Microsoft has apologized to customers for major outages to its Lync and Exchange cloud services earlier this week, and says it has fixed the glitches that caused them.

"We have a full understanding of the issues, and the root causes of both the Exchange Online and Lync Online services have already been fixed," Rajesh Jha, corporate vice president of Office 365 Engineering, said Thursday in a post to Microsoft's Office 365 user forum.

On Tuesday, Microsoft's Exchange Online cloud email service experienced problems that rendered the service inaccessible for up to nine hours for some customers. These issues led to "prolonged email delays" for emails being sent and received from some customers' organizations, Jha said in the forum post.

The Exchange Online outage was caused by an "intermittent failure in a directory role that caused a directory partition to stop responding to authentication requests," which caused a "small set of customers" to lose email access, according to Jha.

Sponsored post

[Related: After Office 365 Cloud Outages, Partners Calling For Better Communication From Microsoft ]

"Our recovery strategy was two pronged: 1) We partitioned the mail delivery system away from the failed directory partition and 2) directly addressed the root cause for the failed directory partition. In addition to fixing the root cause trigger, we are working on further layers of hardening for this pattern," Jha said in the forum post.

Jha described the Exchange issue as "unique" and said this is what led to Microsoft's "prolonged" recovery time. However, Jha reiterated that the outage only impacted a small set of customers.

Many customers affected by the Exchange outage voiced their frustrations on the Office 365 user forum and on Twitter.

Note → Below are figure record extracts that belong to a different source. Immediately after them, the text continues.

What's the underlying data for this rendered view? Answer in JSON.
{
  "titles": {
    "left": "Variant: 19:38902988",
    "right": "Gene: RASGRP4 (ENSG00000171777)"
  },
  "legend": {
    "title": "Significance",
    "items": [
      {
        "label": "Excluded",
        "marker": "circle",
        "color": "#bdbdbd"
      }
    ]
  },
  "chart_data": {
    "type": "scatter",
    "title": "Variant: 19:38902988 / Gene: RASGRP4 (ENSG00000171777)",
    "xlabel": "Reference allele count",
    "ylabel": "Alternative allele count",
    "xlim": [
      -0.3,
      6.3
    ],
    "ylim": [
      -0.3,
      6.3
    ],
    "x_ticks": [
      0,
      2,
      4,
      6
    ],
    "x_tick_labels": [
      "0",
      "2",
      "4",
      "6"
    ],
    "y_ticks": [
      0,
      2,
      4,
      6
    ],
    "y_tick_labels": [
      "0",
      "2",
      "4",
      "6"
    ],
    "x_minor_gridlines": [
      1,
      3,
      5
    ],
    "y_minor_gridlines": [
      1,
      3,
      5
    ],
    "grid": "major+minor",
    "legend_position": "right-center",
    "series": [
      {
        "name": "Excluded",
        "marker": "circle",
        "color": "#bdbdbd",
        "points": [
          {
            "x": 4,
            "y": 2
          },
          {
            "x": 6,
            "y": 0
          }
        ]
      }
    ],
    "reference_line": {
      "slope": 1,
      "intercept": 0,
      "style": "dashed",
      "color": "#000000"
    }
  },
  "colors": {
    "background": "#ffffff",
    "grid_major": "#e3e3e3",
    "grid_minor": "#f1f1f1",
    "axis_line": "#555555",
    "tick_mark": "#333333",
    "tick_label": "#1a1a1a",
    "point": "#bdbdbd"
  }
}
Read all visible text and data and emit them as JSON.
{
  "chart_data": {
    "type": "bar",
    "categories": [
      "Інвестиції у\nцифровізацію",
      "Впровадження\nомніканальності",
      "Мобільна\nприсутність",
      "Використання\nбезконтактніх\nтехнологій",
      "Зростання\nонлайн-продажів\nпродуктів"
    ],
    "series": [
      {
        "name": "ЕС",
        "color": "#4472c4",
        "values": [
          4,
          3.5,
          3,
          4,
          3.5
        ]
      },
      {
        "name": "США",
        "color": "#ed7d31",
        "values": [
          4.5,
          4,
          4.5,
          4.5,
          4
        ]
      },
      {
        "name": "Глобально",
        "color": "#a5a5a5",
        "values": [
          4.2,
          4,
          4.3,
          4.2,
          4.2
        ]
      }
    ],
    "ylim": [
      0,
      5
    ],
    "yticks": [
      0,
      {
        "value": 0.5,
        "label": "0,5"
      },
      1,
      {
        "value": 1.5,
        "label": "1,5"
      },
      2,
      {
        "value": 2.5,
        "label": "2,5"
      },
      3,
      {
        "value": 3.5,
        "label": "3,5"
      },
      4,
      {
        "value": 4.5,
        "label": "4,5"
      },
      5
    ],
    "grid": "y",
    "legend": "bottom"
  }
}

Some were confused that Microsoft's Service Health Dashboard, an online tool that shows customers whether or not Office 365 apps are available, didn't indicate anything was wrong.

Jha acknowledged that this was due to a separate glitch in the SHD's publishing process, which has since been fixed.

On Monday, Microsoft's Lync Online instant messaging and VoIP service went down for some users for up to eight hours. Jha said that the outage was caused by "external network failures" that triggered a "brief loss of client connectivity" in Microsoft's North America data centers.

"Even though connectivity was restored in minutes, the ensuing traffic spike caused several network elements to get overloaded, resulting in some of our customers being unable to access Lync functionality for an extended duration," Jha said in the forum post.

The issues with Lync were unrelated to the ones that took down the Exchange Online service, Jha said.

NEXT: One Microsoft Partner Weighs In On Office 365 Outages

Several Microsoft partners told CRN earlier this week they think Microsoft should have provided more frequent updates about the outages. By not doing so, Microsoft put partners in a tough position with their own customers.

Microsoft is aware of this and Jha offered an apology to those affected. "I want to apologize on behalf of the Office 365 team for the impact and inconvenience this has caused. Email and realtime communications are critical to your business, and my team and I fully recognize our accountability and responsibility as your partner and service provider," he said in the forum post.

Reed Wilson, founder and president of Palmetto Technology Group, a Greenville, S.C.-based Microsoft partner, told CRN he's satisfied with Jha's explanation.

"It makes sense. My only issue was the communication cadence," Wilson said. "I believe Microsoft is continuing to work on these processes. They know they can do better and are always open to feedback."

Microsoft claims that Office 365 is the fastest-growing business in its history and is now on a $2.5 billion annual sales rate. And for the past couple of years, Office 365 has had a sterling track record for uptime.

Microsoft's service level promises 99.9 percent uptime per quarter, which amounts to just under nine hours of downtime. But during the first calendar quarter, Office 365 saw 99.99 uptime, according to Microsoft.

On the other hand, Microsoft is trying to get more partners selling Office 365, and its response to this week's cloud outages could give pause to ones that are looking at doing so.

The Office 365 outages will no doubt be a topic of discussion at Microsoft's annual Worldwide Partner Conference, being held from July 13-16 in Washington, D.C.